Признание Абалкина в том, что он разделяет всеобщий предрассудок против чужой расы, добавляет еще одну деталь к системе аллюзий на еврейский вопрос. Однако, как и у многих других «нагруженных» смыслами образов и аллюзий в рассказе, их смысл не характерен для научно-фантастического сюжета или персонажа, через которого они передаются. Ясно, что Странники не всегда предстают как сверхцивилизация, пугающая граждан так, что те в панике бегут навстречу смерти; не всегда они предстают и как преследуемая чужая раса. Скорее, реальный ход истории эпохи Стругацких, многократно официально искажавшейся, они разделили здесь на составляющие и наложили на хорошо известный префигуративный мотив – легенду о Пестром Дудочнике. Подразумеваемая префигурация, в свою очередь, служит основанием для сознательного сравнения и противопоставления с научно-фантастическим сюжетом, каковым она в определенной степени управляет. Префигуративный мотив выступает чем-то вроде «поверхности проводника», через которую информация из «реального мира» может вторгаться в воображаемый мир популярного жанра.
Логика и образы научно-фантастического рассказа сами по себе требовали бы в «Жуке в муравейнике» счастливого конца. По этой логике, ответственность за экологическое и моральное разрушение целой планеты лежит на ее взрослом населении и правительстве.
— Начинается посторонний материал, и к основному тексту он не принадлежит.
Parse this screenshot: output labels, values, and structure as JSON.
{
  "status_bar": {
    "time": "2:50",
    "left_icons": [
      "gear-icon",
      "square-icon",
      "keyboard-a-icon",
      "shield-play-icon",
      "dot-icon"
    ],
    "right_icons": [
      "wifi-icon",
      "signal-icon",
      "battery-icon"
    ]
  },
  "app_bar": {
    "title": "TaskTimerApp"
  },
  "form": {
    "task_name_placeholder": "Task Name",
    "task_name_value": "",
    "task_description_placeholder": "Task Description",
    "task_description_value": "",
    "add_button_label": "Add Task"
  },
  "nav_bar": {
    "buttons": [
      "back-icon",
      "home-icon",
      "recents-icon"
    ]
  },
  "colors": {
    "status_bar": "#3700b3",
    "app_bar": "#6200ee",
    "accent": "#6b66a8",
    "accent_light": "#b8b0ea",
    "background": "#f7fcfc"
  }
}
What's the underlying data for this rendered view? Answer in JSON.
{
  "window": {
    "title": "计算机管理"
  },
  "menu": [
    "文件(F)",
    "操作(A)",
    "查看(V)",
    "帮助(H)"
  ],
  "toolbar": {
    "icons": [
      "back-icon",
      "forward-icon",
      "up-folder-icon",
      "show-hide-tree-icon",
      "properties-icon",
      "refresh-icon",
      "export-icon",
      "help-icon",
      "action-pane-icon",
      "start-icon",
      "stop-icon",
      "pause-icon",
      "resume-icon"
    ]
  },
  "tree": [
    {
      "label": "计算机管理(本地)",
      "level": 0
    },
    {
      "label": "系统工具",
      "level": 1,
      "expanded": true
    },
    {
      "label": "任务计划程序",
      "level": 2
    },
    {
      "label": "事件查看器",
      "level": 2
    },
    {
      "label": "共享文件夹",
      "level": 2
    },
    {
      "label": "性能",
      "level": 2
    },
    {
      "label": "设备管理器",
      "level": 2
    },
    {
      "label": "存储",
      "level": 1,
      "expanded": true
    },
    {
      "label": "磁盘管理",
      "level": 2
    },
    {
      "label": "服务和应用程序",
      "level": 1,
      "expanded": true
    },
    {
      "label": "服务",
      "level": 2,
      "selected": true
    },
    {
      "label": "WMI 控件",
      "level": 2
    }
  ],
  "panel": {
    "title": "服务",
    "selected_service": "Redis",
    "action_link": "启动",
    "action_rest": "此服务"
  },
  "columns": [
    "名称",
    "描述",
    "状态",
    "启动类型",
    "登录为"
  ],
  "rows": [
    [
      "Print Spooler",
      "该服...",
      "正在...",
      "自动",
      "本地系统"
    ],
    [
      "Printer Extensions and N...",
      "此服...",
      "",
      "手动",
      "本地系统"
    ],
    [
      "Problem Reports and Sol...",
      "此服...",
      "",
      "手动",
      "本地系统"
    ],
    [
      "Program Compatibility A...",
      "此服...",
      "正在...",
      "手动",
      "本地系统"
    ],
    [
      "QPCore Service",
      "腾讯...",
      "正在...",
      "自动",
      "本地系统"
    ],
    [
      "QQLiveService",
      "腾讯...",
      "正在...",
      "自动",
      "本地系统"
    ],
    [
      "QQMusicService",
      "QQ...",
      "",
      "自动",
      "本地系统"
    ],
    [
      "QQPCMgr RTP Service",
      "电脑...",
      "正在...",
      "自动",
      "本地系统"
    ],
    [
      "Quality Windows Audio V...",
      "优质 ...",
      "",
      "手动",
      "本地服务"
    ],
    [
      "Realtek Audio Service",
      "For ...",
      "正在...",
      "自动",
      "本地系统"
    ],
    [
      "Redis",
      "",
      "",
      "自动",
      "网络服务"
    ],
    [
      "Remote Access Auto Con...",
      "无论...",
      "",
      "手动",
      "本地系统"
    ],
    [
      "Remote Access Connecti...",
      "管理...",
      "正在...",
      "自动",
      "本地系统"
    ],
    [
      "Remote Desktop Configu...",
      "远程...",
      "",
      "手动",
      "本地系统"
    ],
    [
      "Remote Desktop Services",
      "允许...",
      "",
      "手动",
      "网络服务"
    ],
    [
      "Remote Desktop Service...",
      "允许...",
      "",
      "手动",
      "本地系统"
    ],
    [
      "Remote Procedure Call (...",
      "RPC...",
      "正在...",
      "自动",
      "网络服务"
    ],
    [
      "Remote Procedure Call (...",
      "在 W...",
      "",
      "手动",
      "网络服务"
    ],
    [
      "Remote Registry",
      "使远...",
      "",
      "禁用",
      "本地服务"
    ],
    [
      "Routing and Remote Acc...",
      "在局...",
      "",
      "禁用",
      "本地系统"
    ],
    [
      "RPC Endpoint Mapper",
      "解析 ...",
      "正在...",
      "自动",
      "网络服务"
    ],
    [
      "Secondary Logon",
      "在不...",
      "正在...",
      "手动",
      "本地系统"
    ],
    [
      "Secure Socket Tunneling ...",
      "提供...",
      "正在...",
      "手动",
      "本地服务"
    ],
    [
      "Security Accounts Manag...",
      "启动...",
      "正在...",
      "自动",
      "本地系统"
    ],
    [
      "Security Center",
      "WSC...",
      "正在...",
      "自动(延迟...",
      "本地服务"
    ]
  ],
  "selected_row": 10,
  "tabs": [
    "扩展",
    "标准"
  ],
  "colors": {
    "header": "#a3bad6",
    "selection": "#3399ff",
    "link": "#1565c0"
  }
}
Представители сверхцивилизации вмешались в безвыходную ситуацию на охваченной эпидемией планете и перевезли всех детей младше 12 лет (все еще здоровых физически и, предположительно, духовно) в другой мир, на новую «Надежду». Однако логика и образы темы Пестрого Дудочника, совмещенные с историческим опытом советских интеллектуалов и евреев поколения Стругацких, указывают на трагическую развязку, о чем свидетельствуют чудовищная депортация людей и похищение детей, описанные в пунктах в) и д).
Перерабатывая и адаптируя легенду о Пестром Дудочнике в «Жуке в муравейнике», Стругацкие успешно используют неоднозначность трагической или сказочной трактовки ее окончания. У внутренней истории могло быть два завершения. Допустимо сказать, что детям повезло сбежать из морально испорченного мира с разрушенной экологией, где жили их родители. Но также можно сказать, что их заманили из их собственного человеческого мира в другую, чужую цивилизацию, которая по определению порочна. Обе точки зрения обоснованны, хотя и являются взаимоисключающими. Моральное суждение, к которому читатель приходит в момент трагической развязки внешнего повествования (шпионского триллера), зависит от того, какой из двух точек зрения он придерживается[12].